Court Opinion

ID: 8043139
Source: CourtListenerOpinion
Date Created: 2022-09-09 03:43:40.894545+00
Date Added: 2024-06-11T16:37:23.767712
License: Public Domain

OPINION
By the Court,
McNamee, C. J.:
This is an action by appellant to enjoin respondent Wells Power Company from selling its assets to respondent Wells Rural Electric Company. The complaint further seeks to have the court declare null and void the approval by the respondent Public Service Commission of such sale. The motion of respondents to dismiss the action was granted upon the ground that the complaint failed to state a claim against respondents in that no facts were alleged which would show that appellant was a party in interest. Appeal is from the order of dismissal.
This court heretofore denied appellant’s motion herein for an injunction during the pendency of this appeal. White Pine Power District v. Public Serv. Comm., 76 Nev. 263, 352 P.2d 256. In that opinion we said:
“It has not been pointed out in appellant’s points and authorities on this motion nor in its oral argument any irreparable injury which it might suffer through our failure to- grant said motion. In fact, how appellant could suffer an irreparable injury during the pendency *499of the appeal would be difficult to understand in light of the admitted facts that appellant has not been granted a certificate of public convenience and necessity by the Public Service Commission of the State of Nevada, nor has it been granted a franchise by the State of Nevada or the County of Elko, State of Nevada, or the City of Wells, County of Elko, State of Nevada, to serve any of the residents or inhabitants of that area of Nevada included within the existing franchise of the Wells Power Company or the certificate of public convenience and necessity heretofore issued to Wells Power Company and under which said company is now operating.”
The same reasons for denying an injunction pending this hearing on the merits of the appeal exist for denying the relief prayed for in the complaint.
Appellant argues however that inasmuch as the appellant, White Pine Power District, is a municipal power district organized pursuant to NRS 312, it needs no certificate of public convenience as required by subsection 1 of NRS 704.330.1
Only municipalities constructing, leasing, operating, or maintaining any public utility are exempt from the provisions of NRS 704.330. NRS 704.340. A municipal power district is not a municipality. NRS 312.040. The case of State v. Lincoln County Power District, 60 Nev. 401, 111 P.2d 528, does not hold otherwise. It decided only the proposition that the property of a municipal power district was exempt from taxation. We therefore conclude that municipal power districts are subject to the provisions of NRS 704.330.
Not having been granted a certificate from the Public Service Commission of Nevada that the present or future *500public convenience or necessity requires or will require its operation within the existing franchise of the respondent Wells Power Company, appellant White Pine Power District is not a party with an interest entitling it to maintain this action.
Affirmed.
Pike, J., and Bowen, District Judge, concur.
Badt, J., being disqualified, the Governor designated Honorable Grant L. Bowen, Judge of the Second Judicial District, to sit in his stead.

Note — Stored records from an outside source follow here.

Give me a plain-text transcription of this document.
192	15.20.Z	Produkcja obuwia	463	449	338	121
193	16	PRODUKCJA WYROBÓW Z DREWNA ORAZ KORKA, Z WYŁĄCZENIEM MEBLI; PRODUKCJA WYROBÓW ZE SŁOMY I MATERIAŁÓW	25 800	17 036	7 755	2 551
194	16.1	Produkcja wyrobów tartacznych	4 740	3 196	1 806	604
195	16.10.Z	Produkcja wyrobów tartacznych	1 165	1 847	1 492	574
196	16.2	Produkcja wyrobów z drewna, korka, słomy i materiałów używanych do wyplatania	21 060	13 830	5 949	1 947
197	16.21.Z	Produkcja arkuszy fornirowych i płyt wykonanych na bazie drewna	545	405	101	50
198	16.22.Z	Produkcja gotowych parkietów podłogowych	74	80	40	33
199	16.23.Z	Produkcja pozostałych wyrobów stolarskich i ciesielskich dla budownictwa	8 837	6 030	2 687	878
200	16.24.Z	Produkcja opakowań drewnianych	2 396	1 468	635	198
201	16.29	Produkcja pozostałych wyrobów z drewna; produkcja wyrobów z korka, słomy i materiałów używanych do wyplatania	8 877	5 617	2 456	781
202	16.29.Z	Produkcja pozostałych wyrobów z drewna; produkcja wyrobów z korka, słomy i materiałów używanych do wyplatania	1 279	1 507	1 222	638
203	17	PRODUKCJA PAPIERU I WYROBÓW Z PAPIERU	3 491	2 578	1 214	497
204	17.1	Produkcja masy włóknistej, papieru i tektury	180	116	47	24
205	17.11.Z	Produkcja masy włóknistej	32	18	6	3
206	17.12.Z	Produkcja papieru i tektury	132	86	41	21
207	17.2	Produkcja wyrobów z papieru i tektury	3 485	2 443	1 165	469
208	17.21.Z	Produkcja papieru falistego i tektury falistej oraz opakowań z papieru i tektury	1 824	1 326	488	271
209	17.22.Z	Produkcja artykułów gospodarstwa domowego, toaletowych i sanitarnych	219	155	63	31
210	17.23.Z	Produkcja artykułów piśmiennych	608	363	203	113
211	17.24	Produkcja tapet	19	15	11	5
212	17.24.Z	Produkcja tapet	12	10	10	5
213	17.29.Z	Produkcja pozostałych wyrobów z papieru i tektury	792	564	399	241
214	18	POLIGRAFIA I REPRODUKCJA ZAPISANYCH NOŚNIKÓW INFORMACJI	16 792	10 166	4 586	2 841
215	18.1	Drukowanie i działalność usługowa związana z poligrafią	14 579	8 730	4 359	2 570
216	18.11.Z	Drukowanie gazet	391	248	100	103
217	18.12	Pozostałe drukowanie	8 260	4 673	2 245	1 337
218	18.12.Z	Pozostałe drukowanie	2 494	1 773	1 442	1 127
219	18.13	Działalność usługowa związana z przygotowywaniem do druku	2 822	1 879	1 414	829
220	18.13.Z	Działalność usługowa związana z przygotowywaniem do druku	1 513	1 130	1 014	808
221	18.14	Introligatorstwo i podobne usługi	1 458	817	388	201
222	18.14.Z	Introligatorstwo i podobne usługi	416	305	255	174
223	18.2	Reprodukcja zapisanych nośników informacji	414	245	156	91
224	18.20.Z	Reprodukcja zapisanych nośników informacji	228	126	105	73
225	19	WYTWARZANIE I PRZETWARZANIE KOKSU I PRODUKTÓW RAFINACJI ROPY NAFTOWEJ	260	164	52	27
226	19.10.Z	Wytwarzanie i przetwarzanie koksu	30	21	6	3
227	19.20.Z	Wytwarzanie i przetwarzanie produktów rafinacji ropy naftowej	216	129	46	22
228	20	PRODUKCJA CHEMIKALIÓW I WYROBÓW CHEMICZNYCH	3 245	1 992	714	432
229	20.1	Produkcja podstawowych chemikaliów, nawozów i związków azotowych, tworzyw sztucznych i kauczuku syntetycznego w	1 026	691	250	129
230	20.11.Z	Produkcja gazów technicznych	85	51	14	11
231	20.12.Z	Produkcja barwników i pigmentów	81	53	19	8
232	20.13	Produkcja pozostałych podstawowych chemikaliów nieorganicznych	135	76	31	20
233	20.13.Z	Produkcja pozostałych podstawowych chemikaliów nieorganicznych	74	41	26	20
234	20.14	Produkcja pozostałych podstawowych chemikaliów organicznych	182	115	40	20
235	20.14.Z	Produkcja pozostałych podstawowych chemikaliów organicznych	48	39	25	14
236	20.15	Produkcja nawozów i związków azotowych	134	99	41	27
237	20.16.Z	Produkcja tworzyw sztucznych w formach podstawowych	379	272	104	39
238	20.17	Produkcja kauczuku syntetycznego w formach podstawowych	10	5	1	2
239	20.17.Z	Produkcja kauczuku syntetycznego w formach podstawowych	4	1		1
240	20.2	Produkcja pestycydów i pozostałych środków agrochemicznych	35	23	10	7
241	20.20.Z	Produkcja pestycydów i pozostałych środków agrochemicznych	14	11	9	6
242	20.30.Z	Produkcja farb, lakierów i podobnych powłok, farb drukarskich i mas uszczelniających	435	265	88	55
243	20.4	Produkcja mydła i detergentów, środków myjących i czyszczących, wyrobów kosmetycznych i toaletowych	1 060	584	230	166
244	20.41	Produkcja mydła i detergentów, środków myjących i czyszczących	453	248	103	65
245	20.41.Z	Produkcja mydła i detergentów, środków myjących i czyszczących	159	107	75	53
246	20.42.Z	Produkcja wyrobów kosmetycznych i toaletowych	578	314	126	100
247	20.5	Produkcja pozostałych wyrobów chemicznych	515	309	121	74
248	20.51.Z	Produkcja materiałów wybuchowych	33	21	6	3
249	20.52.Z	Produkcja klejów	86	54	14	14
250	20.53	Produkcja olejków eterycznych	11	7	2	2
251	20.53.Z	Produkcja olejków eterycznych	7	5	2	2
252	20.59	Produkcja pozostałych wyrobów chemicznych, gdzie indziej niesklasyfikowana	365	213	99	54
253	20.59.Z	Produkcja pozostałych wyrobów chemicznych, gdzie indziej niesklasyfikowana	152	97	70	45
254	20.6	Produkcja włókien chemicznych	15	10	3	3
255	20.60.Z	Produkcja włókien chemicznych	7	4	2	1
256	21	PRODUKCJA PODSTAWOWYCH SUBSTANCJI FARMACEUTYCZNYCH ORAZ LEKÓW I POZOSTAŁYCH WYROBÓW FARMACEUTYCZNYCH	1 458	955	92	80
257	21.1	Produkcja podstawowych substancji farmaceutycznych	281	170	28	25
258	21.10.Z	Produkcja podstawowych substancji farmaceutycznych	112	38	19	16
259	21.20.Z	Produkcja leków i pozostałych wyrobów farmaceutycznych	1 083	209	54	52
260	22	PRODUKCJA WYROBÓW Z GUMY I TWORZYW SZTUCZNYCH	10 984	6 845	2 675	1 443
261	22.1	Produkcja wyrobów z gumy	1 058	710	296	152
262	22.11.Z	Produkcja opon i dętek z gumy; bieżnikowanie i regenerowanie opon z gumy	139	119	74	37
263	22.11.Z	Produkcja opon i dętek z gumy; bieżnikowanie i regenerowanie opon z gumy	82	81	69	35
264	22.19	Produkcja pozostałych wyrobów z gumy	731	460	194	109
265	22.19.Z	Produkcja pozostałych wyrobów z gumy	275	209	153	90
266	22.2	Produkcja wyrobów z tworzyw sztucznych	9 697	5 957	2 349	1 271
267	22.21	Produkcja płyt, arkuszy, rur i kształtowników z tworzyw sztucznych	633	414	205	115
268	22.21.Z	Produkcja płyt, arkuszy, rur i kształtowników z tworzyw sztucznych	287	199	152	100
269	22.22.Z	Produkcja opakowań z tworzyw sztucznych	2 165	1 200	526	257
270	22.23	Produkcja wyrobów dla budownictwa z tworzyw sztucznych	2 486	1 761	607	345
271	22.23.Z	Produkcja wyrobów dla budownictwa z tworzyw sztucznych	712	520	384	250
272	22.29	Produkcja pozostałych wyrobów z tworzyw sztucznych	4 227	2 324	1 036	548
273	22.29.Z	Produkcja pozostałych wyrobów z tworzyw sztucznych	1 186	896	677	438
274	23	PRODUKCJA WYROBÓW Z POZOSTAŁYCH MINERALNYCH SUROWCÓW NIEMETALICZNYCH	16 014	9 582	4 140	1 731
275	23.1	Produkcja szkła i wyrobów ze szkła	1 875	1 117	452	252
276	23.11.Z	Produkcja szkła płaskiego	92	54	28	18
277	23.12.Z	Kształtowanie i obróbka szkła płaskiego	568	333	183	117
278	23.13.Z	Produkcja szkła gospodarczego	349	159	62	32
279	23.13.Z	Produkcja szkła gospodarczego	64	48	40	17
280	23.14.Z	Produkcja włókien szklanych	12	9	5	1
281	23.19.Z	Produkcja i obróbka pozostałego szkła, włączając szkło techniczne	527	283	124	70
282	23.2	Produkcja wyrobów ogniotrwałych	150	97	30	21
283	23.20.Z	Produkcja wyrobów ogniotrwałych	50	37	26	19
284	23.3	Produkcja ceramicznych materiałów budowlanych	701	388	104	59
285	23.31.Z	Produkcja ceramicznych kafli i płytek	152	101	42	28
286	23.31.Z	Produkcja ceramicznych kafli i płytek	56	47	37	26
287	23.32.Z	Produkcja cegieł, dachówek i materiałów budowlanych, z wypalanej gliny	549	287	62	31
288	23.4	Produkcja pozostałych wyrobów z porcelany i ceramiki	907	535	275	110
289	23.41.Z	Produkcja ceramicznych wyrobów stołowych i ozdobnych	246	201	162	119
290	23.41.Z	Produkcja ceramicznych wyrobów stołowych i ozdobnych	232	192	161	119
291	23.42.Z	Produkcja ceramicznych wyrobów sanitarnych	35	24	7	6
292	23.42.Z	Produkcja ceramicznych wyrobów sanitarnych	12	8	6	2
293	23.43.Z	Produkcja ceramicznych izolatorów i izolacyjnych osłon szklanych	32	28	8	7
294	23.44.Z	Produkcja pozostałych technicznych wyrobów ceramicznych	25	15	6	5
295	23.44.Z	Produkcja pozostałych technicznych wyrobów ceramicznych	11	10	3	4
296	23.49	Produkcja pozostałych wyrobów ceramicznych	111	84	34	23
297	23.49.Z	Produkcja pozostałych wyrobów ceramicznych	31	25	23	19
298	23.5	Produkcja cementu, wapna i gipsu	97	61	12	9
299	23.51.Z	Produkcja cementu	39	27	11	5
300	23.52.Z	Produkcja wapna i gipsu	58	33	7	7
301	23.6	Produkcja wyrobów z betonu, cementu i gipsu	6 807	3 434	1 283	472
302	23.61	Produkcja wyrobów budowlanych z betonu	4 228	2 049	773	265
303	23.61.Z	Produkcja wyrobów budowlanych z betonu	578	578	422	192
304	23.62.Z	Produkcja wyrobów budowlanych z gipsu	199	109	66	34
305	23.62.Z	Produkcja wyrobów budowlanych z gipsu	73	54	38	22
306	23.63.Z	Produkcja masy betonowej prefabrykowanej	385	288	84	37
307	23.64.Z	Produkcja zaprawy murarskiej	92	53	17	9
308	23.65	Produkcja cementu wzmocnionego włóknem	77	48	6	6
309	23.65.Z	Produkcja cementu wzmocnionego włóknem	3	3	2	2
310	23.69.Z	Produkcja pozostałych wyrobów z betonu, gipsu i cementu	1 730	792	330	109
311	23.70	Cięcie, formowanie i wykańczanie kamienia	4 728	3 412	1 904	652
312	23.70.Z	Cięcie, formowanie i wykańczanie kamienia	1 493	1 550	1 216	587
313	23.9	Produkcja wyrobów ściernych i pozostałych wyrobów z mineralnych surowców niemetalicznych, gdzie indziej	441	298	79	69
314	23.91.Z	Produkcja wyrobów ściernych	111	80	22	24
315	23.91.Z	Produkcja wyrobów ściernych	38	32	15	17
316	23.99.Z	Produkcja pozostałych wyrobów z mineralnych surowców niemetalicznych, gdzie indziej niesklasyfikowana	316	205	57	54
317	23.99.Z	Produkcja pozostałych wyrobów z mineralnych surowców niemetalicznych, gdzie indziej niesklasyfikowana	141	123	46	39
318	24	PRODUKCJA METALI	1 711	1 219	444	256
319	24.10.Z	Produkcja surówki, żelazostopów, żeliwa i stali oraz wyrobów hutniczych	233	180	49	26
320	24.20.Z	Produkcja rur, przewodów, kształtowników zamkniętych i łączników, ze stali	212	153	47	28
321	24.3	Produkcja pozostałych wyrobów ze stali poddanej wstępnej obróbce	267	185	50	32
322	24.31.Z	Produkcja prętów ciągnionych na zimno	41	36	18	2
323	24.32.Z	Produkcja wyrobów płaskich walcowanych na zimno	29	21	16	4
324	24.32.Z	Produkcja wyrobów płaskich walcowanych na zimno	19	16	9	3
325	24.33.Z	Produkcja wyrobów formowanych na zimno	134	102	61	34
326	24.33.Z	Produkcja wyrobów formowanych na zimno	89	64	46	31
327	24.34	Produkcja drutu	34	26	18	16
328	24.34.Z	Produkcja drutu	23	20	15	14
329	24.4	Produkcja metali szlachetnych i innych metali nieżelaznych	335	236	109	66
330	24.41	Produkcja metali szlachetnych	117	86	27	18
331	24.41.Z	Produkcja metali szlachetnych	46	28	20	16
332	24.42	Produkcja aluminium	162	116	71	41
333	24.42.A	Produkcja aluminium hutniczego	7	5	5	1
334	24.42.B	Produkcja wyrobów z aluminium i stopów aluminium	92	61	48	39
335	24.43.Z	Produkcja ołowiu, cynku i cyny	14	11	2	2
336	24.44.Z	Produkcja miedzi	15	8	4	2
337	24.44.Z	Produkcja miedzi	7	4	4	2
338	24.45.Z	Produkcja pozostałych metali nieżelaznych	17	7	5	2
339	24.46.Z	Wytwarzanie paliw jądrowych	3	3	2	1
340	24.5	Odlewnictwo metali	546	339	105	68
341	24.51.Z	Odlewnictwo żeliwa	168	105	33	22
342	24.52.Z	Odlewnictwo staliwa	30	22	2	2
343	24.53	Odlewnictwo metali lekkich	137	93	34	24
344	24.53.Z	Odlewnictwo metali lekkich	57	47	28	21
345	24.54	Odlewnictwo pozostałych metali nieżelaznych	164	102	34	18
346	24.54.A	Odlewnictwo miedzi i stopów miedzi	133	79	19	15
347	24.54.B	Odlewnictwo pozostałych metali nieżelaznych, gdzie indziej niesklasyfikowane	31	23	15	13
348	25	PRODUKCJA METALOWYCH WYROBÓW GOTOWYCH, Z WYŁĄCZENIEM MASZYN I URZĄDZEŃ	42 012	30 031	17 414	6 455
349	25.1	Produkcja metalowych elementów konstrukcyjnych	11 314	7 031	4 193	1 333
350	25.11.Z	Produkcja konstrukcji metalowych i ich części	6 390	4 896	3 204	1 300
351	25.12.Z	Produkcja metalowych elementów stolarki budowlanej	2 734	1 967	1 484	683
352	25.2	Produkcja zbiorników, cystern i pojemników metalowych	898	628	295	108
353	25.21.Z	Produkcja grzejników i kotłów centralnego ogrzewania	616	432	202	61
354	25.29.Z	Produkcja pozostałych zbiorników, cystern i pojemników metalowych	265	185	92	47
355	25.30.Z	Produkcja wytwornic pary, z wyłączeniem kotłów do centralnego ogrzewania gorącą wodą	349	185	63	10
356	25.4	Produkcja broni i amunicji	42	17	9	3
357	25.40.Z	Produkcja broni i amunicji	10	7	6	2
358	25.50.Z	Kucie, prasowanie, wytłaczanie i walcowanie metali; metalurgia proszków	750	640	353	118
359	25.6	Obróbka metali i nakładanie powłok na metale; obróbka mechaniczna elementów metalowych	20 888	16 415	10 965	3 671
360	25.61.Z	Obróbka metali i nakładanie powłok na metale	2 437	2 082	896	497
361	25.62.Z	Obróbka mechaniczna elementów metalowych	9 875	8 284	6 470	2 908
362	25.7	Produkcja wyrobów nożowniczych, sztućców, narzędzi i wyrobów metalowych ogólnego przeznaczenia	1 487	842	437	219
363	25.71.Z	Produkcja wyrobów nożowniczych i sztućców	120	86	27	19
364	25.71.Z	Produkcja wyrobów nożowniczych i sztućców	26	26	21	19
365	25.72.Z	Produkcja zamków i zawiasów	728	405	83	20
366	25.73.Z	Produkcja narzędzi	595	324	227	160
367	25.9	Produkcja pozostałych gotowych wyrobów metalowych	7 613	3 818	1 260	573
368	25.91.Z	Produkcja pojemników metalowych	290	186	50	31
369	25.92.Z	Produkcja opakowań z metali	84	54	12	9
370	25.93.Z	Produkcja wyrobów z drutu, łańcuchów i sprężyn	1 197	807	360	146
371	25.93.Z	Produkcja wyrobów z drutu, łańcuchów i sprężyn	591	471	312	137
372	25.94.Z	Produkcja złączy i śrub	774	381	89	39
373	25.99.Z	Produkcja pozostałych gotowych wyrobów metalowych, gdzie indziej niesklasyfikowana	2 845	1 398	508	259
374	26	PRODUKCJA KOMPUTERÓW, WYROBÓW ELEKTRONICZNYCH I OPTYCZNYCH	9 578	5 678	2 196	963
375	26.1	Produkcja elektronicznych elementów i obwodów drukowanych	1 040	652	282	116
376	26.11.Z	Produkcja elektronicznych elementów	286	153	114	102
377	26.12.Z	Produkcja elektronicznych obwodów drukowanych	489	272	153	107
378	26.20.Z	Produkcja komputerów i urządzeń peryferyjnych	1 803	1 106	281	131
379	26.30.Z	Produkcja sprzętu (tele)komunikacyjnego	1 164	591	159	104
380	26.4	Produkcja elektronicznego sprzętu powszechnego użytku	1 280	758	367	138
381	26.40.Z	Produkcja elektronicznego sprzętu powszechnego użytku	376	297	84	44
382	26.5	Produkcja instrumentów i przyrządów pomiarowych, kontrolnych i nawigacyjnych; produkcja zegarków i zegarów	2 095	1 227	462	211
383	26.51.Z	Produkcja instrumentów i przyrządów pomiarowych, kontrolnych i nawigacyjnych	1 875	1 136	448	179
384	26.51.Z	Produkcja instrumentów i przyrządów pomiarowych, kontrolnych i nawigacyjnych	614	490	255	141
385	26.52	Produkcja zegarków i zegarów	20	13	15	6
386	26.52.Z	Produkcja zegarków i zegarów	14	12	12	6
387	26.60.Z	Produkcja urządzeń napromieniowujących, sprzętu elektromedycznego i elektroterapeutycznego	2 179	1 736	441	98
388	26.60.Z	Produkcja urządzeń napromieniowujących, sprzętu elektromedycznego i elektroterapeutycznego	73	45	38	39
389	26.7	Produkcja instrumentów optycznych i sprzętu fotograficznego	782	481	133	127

Subsection 1 of NRS 704.330: “Every public utility owning, controlling, operating or maintaining or Raving any contemplation of owning, controlling or operating any public utility shall, before beginning such operation or continuing operations or construction of any line, plant or system or any extension of a line, plant or system within this state, obtain from the commission a certificate that the present or future public convenience or necessity requires or will require such continued operation or commencement of operations 01-cons traction.”